Insider Risk Engineer

This is a fully remote position, open to applicants in United States.

📋 Description

• Design, construct, and sustain insider risk detection use cases and monitoring workflows, primarily utilizing Splunk Enterprise Security, UEBA, and SPL content engineering.

• Write, enhance, and operationalize Splunk searches, correlation rules, dashboards, and alerts to boost fidelity and minimize false positives.

• Create and refine detection use cases aimed at identifying anomalous user behavior, data exfiltration, policy breaches, and suspicious endpoint activities.

• Analyze alert and case trends to pinpoint opportunities for rule optimization, use case expansion, and enhancements in operational maturity.

• Assist with incident triage, investigations, and responses related to insider risks, suspicious user behavior, and potential data misuse.

• Conduct reviews of CrowdStrike Falcon alerts, provide tuning, and support incident response, including identifying false positives and escalating credible threats.

• Lead and support investigations concerning potential insider threats, intellectual property issues, fraud, and significant security incidents.

• Develop and uphold playbooks and response workflows tailored for insider risk scenarios.

• Manage and optimize the insider risk toolset: Splunk ES, UEBA, CrowdStrike, Microsoft Purview/Defender/Entra, DLP, and related technologies.

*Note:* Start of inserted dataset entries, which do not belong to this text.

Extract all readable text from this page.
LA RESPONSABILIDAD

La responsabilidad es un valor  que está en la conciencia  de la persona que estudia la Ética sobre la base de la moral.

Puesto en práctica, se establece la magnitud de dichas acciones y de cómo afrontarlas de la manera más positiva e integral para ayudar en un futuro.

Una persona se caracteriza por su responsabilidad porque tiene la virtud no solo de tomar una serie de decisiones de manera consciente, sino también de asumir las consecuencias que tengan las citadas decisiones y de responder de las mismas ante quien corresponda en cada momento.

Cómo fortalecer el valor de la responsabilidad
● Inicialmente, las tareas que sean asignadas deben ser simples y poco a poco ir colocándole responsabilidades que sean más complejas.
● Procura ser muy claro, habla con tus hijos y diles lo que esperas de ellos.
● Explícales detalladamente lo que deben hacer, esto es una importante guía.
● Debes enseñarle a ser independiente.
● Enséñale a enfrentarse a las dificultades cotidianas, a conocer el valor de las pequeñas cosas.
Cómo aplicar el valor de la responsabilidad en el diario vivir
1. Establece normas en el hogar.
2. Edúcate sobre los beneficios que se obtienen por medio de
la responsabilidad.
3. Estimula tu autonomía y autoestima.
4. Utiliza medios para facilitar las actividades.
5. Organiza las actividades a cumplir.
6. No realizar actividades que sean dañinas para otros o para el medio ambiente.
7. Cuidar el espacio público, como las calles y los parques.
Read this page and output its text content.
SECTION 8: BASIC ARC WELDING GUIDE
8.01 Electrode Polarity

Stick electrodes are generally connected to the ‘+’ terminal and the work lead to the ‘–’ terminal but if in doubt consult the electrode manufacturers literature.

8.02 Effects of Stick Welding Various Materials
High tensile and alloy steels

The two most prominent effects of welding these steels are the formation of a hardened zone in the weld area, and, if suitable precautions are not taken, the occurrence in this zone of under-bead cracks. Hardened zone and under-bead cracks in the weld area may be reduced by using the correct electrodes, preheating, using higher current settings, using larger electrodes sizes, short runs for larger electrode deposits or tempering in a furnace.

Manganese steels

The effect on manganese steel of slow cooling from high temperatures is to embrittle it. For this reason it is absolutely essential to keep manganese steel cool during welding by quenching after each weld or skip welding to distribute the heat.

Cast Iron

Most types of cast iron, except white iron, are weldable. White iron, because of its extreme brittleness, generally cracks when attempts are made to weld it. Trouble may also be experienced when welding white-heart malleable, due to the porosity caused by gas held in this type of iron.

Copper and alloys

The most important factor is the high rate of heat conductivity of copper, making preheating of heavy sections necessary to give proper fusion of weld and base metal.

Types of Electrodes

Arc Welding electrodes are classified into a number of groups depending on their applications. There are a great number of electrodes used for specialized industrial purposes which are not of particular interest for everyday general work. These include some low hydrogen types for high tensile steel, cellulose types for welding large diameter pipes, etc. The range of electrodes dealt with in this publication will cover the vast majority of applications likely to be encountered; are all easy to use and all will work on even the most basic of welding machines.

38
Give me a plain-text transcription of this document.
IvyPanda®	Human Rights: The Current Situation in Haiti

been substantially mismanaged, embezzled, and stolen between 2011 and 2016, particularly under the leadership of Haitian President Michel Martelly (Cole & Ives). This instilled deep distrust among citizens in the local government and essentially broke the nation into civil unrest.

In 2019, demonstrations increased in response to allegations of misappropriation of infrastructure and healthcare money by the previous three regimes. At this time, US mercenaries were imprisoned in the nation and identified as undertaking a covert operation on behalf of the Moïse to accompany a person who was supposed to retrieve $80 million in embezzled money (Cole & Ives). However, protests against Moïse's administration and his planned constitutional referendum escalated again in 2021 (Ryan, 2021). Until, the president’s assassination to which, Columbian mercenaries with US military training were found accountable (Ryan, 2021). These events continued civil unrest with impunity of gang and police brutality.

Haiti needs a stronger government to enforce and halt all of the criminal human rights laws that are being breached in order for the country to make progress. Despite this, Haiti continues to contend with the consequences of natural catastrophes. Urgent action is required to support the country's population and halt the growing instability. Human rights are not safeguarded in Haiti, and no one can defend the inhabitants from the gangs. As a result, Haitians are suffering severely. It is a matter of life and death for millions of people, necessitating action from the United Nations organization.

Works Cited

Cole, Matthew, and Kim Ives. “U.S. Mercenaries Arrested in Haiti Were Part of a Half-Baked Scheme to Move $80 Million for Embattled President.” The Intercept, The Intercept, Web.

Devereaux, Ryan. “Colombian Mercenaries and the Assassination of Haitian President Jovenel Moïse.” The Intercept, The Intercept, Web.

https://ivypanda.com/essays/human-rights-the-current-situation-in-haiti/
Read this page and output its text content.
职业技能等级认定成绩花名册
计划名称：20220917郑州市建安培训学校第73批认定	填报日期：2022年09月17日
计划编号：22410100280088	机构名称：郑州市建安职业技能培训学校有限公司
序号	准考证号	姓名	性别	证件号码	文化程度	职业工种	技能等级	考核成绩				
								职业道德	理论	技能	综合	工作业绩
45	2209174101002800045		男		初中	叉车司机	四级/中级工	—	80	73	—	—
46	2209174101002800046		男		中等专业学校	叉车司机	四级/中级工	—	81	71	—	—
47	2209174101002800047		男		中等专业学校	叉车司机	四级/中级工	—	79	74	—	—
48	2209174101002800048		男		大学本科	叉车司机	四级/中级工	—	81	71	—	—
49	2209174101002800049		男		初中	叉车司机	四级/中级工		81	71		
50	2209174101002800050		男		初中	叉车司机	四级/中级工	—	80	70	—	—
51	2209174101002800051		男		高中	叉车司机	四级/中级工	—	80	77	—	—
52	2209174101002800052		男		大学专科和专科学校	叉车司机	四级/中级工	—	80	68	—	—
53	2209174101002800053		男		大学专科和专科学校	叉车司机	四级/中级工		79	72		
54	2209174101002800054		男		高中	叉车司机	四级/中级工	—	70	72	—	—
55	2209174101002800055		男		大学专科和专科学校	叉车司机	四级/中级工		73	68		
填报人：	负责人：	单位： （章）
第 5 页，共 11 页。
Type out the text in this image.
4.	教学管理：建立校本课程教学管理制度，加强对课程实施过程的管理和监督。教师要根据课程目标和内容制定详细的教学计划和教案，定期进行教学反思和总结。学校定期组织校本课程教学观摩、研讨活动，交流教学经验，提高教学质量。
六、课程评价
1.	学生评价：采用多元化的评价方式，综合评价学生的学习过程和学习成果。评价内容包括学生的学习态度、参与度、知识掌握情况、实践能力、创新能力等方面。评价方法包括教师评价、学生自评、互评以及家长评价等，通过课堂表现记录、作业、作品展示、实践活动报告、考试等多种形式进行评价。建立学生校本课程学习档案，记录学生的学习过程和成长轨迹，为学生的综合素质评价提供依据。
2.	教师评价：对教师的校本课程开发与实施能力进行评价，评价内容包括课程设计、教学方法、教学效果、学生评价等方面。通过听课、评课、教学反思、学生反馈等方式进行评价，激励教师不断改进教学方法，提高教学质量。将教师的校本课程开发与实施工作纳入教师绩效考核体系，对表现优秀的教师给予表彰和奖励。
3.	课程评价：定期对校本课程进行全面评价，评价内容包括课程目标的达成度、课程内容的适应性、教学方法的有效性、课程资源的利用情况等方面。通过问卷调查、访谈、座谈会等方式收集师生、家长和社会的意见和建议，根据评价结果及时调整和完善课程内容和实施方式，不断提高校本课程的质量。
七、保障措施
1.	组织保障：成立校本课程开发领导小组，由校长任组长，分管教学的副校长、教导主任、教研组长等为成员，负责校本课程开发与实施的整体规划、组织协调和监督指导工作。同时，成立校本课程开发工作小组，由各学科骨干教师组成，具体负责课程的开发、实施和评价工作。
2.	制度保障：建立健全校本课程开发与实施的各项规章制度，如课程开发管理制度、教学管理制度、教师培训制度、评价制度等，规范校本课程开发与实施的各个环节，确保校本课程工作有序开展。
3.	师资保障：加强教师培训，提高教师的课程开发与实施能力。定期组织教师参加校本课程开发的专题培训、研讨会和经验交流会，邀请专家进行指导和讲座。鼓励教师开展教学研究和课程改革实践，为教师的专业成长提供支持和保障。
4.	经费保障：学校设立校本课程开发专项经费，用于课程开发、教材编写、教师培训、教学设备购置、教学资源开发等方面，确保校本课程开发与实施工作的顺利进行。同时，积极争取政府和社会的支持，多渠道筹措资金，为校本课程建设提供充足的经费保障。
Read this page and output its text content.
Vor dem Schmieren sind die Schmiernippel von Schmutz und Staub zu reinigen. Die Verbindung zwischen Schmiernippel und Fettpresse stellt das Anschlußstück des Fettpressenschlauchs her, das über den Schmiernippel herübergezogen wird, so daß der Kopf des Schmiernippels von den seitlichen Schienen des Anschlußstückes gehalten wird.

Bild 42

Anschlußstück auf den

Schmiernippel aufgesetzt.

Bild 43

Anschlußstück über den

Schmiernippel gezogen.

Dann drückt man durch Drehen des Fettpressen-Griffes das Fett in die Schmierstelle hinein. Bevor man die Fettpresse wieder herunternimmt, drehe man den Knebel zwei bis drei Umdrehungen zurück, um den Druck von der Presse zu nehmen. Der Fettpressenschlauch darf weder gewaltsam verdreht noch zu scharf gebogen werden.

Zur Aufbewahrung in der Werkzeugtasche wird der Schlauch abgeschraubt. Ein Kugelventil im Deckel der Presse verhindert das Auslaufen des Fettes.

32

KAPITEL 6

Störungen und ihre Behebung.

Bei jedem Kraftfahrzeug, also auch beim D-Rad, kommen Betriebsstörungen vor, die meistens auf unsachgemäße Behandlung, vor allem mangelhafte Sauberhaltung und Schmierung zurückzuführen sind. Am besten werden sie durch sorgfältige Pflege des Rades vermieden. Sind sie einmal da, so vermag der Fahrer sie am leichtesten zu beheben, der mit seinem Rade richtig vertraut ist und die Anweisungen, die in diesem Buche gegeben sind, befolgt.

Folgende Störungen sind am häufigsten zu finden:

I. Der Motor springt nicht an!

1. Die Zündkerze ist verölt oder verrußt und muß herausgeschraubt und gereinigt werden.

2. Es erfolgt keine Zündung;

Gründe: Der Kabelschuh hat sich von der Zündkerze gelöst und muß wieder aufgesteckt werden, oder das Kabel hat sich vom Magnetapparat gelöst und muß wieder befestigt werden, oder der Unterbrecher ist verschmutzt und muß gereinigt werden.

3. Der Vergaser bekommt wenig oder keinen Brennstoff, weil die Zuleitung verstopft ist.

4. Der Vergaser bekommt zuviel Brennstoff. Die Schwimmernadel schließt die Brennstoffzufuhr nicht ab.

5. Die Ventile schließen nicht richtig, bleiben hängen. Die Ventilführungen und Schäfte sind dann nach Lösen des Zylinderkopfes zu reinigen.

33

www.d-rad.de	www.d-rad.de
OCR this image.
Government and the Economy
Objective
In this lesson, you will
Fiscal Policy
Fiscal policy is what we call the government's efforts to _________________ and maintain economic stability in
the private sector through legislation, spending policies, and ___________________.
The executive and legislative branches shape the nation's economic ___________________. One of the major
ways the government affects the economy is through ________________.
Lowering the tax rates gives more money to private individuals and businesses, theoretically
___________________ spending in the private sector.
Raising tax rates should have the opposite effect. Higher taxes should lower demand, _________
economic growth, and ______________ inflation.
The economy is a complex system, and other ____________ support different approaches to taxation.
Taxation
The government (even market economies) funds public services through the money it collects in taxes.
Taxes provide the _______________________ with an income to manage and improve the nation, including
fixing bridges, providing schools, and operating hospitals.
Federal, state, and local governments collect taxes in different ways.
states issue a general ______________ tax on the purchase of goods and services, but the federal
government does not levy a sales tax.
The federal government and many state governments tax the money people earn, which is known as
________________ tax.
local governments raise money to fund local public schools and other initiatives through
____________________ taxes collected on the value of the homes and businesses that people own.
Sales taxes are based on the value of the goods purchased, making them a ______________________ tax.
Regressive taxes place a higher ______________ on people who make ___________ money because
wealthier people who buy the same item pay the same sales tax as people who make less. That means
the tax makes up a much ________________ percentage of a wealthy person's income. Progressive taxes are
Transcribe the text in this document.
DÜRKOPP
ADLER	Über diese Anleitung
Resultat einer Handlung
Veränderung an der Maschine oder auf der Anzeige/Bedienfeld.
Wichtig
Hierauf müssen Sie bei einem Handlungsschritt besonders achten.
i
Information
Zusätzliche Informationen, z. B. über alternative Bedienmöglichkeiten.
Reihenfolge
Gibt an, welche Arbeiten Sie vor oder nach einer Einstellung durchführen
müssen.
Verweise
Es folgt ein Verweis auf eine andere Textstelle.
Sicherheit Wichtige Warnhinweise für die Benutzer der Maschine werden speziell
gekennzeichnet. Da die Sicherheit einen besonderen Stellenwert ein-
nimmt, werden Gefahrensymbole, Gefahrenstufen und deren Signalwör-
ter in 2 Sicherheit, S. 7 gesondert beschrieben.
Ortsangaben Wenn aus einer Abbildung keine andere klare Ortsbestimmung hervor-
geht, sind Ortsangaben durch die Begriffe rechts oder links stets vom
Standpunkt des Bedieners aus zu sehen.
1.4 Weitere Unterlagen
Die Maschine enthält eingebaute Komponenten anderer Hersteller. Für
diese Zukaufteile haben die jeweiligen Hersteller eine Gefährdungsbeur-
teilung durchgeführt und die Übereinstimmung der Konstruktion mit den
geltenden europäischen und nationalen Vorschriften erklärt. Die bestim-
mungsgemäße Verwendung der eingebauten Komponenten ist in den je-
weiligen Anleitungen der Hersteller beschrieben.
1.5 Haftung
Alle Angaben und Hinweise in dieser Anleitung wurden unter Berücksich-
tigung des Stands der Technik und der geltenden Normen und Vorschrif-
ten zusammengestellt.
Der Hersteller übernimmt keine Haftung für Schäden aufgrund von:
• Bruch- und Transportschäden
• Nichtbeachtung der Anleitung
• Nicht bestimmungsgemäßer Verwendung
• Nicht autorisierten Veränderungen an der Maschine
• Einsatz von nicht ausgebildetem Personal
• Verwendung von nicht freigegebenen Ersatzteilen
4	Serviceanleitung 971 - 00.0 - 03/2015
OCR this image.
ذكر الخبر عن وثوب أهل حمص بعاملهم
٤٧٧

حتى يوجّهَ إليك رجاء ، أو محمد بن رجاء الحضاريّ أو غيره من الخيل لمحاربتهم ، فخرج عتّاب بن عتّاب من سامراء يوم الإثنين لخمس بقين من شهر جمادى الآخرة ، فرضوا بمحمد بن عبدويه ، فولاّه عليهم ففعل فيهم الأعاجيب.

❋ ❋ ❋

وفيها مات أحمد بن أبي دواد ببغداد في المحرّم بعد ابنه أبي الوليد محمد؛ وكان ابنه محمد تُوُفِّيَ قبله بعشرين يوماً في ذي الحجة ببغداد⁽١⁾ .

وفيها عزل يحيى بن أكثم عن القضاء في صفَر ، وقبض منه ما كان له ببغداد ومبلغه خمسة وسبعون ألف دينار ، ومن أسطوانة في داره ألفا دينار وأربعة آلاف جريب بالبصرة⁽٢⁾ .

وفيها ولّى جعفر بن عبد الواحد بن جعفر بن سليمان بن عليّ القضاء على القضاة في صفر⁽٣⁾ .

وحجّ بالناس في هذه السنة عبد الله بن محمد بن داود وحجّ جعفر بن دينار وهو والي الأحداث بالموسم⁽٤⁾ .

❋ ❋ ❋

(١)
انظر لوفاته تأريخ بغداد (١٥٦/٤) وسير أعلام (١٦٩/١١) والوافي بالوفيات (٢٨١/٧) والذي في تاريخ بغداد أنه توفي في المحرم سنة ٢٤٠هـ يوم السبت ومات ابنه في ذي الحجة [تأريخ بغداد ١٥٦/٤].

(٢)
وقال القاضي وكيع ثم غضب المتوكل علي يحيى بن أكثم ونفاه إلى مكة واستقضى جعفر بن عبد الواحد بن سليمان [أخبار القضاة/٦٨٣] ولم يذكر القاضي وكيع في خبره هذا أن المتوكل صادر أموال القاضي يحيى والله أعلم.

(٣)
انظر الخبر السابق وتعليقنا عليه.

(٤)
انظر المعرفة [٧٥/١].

• Assess current tool utilization and propose enhancements to increase detection visibility, investigation efficiency, and operational coverage.

• Implement federal government and industry standards pertaining to insider threat programs and maintain programmatic gap analyses.

• Collaborate with security operations, insider risk, cyber defense, and business stakeholders to enhance detection coverage and response strategies.

• Coordinate with technology and business leaders to devise programmatic solutions and deliver executive-level presentations regarding findings and program status.

⛳️ Requirements

• Over 7 years of experience in cybersecurity, security operations, threat detection, insider risk, or incident response.

• 3-5 years of hands-on experience with Splunk, including Splunk Enterprise Security, UEBA, content development, alerting, and dashboarding.

• Proven experience in writing and optimizing Splunk Search Processing Language (SPL).

• Familiarity with CrowdStrike Falcon, including alert triage, incident response support, detection tuning, and reducing false positives.

• At least 2 years of investigative experience related to insider risk, security incidents, technical investigations, intellectual property issues, fraud, or similar fields.

• Experience in developing and enhancing detection use cases, playbooks, and operational workflows.

• Experience in a highly regulated environment (federal or financial sector preferred).

• Strong analytical, communication, and stakeholder coordination capabilities.

• U.S. Citizenship is required.

🏝️ Benefits

• Insurance coverage including health, dental, and vision.

• Paid Time Off (PTO) along with 11 Federal Holidays.

• 401(k) employer matching contributions.